Eastman Credit Union
- Company type: Credit union
- Industry: Financial services
- Founded: September 1934; 91 years ago
- Headquarters: Kingsport, Tennessee, U.S.
- Number of locations: 35 Branches, Service Centers, and Offices
- Key people: Kelly Price, (CEO)
- Products: Savings; checking; consumer loans; mortgages; investments; online banking
- Total assets: $9.3 billion USD
- Website: ecu.org

= Eastman Credit Union =

Credit union headquartered in Kingsport, Tennessee

Eastman Credit Union

Eastman Credit Union (ECU) is a not-for-profit financial cooperative headquartered in Kingsport, Tennessee.
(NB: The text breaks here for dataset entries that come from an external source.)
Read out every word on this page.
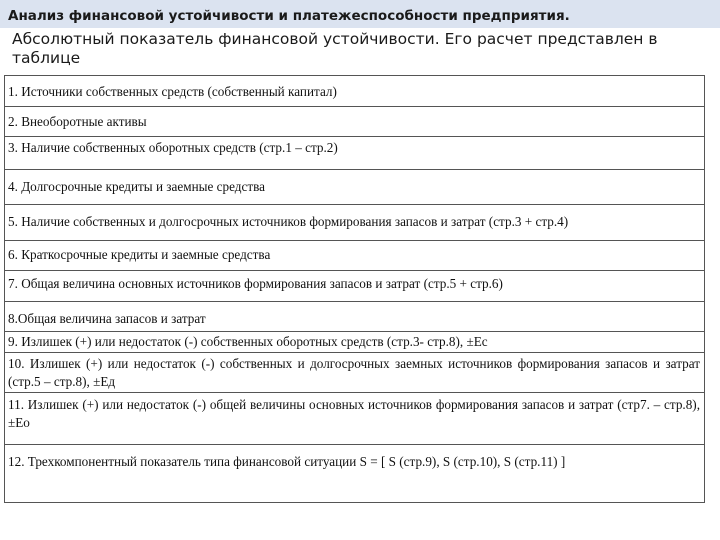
Анализ финансовой устойчивости и платежеспособности предприятия.
Абсолютный показатель финансовой устойчивости. Его расчет представлен в таблице
1. Источники собственных средств (собственный капитал)
2. Внеоборотные активы
3. Наличие собственных оборотных средств (стр.1 – стр.2)
4. Долгосрочные кредиты и заемные средства
5. Наличие собственных и долгосрочных источников формирования запасов и затрат (стр.3 + стр.4)
6. Краткосрочные кредиты и заемные средства
7. Общая величина основных источников формирования запасов и затрат (стр.5 + стр.6)
8.Общая величина запасов и затрат
9. Излишек (+) или недостаток (-) собственных оборотных средств (стр.3- стр.8), ±Ес
10. Излишек (+) или недостаток (-) собственных и долгосрочных заемных источников формирования запасов и затрат (стр.5 – стр.8), ±Ед
11. Излишек (+) или недостаток (-) общей величины основных источников формирования запасов и затрат (стр7. – стр.8), ±Ео
12. Трехкомпонентный показатель типа финансовой ситуации S = [ S (стр.9), S (стр.10), S (стр.11) ]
Established in 1934, ECU has grown to serve over 348,000 members across Tennessee, Virginia, and Texas. ECU is ranked 34 on the list of the largest 100 credit unions in the United States.

History

ECU was chartered on September 10, 1934, initially serving employees of the Tennessee Eastman Chemical Company. Operating from a makeshift office on the plant site, the credit union aimed to provide financial services to its members. ECU now operates 35 branches within its field of membership (FOM). In 2005, it expanded to a community charter, opening membership to the wider community. In 2024, ECU celebrated its 90th anniversary.

Awards

In 2024, ECU was designated as the "Nation's #1 Best-Performing Credit Union" by S&P Global Market Intelligence.